International Journal of Trade and Global Markets | 2012
Samih Antoine Azar
Theoretically commodity prices are expected to overshoot the money supply in the short run but to vary with unit proportionality in the long run. This follows from the observation that consumer prices are sticky and that commodity prices, set in auction markets are fully flexible. There is empirical evidence in the literature that commodity indexes are indeed anchored in the long run to the money supply with unit proportionality. However there is a dearth of research on the long-run behaviour of individual commodities with respect to the money supply. This paper fills this gap in the literature. When 48 individual commodity series and six commodity indexes series are studied over the monthly period 1980/2011, there is fairly strong evidence for unit proportionality to money supply. Individual regressions and panel regressions are both supportive of unit proportionality. The preconception that commodity prices move haphazardly is hence rejected.
The Open Economics Journal | 2009
Samih Antoine Azar
The purpose of this paper is to revisit the evidence on the excess smoothness of consumption within the perma- nent income model, by using recently available monthly data.
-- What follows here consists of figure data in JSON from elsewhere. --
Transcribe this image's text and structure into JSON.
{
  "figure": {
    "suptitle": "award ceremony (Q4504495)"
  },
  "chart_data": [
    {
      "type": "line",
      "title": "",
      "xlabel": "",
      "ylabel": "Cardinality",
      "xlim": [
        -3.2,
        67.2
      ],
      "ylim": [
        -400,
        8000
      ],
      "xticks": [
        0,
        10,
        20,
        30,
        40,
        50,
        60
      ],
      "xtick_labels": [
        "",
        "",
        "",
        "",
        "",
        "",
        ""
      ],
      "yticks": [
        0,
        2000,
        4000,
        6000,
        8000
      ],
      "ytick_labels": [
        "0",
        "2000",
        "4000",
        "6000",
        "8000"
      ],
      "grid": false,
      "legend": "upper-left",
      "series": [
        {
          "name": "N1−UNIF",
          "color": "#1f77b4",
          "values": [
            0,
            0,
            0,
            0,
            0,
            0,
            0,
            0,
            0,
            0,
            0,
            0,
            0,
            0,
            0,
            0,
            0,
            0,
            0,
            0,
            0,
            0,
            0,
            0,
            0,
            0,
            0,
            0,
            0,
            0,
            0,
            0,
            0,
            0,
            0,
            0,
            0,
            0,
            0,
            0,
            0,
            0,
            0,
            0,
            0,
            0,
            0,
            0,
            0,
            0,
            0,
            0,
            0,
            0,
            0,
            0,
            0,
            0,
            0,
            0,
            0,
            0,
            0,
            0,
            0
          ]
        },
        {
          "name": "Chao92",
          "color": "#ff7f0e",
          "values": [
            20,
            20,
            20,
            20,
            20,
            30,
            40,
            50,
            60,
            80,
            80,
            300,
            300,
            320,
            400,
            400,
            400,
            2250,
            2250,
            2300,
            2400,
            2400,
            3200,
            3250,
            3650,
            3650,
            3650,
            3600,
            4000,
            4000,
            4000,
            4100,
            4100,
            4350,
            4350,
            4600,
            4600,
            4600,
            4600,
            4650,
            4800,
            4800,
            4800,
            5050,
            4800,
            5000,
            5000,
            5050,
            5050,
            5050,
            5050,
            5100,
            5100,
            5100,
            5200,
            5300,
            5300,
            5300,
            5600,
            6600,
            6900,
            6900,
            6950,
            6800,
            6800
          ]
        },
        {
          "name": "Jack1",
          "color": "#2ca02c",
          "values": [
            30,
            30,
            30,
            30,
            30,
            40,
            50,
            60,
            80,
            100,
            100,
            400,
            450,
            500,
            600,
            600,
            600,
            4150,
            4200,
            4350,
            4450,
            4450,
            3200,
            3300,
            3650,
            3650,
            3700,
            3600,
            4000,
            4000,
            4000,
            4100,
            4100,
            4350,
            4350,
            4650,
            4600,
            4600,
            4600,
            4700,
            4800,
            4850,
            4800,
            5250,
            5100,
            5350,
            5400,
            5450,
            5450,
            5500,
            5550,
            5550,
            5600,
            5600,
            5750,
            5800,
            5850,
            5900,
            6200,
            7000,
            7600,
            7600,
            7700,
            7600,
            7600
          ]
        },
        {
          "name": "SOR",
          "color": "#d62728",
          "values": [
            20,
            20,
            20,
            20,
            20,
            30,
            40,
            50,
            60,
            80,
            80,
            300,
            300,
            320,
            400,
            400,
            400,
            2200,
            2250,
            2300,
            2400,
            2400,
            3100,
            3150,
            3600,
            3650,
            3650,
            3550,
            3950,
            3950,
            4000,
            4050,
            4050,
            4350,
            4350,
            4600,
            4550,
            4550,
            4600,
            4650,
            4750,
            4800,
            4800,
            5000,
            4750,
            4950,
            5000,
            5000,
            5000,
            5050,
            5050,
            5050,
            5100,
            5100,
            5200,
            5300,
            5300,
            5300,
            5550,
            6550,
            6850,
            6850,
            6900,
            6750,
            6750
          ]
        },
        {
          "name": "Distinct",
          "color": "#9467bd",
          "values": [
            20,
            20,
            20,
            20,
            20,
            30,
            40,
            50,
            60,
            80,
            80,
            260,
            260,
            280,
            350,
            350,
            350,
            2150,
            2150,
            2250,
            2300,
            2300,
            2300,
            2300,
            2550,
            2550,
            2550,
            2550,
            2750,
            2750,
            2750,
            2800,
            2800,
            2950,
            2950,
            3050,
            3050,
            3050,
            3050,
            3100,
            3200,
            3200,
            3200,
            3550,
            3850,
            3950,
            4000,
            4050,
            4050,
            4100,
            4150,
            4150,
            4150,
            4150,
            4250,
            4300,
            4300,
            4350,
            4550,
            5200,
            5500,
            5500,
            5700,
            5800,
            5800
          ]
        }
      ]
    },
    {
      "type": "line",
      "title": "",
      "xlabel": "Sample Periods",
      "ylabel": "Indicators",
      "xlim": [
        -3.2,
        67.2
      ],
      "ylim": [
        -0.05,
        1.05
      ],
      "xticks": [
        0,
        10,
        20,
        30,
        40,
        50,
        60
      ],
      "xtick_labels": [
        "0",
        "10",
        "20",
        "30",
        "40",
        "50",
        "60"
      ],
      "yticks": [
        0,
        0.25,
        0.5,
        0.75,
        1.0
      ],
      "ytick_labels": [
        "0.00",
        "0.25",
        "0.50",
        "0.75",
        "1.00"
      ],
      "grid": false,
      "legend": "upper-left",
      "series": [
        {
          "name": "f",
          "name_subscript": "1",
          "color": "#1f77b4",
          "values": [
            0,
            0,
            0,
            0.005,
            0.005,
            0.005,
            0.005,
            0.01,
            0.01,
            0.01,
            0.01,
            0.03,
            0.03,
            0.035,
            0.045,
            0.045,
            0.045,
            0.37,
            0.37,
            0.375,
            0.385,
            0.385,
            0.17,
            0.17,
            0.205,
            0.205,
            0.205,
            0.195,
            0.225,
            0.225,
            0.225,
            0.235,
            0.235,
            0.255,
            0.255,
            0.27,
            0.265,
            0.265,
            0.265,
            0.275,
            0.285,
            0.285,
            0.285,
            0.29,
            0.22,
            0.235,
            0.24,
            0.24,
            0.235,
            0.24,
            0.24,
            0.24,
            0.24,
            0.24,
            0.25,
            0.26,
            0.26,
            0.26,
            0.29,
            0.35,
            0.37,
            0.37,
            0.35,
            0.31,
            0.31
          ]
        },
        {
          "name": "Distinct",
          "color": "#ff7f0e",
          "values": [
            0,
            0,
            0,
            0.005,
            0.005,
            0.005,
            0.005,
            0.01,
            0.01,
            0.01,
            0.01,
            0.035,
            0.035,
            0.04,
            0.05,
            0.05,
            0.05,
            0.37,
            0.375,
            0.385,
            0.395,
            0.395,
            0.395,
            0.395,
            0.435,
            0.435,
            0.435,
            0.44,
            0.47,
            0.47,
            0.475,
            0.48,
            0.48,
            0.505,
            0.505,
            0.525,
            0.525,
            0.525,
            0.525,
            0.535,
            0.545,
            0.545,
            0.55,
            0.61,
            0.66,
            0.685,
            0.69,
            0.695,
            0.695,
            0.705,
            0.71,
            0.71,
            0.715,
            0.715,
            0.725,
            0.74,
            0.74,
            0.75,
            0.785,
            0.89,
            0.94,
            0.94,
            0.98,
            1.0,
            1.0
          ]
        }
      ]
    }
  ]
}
Two formulations of the univariate process of personal dis- posable income are adopted: in the levels and in the log-levels. More than one sample is studied. Three different impacts are defined and measured. In theory, the three of them should be equal. The conclusion that is strongly supported is that these three impacts are significantly different from each other, implying that excess smoothness is still a feature of the data. However a weak version of the permanent income hypothesis is endorsed which is that consumption changes by the annuity value of revised expectations of future income. In other terms, permanent income innovations have a significant, although relatively small, effect on consumption.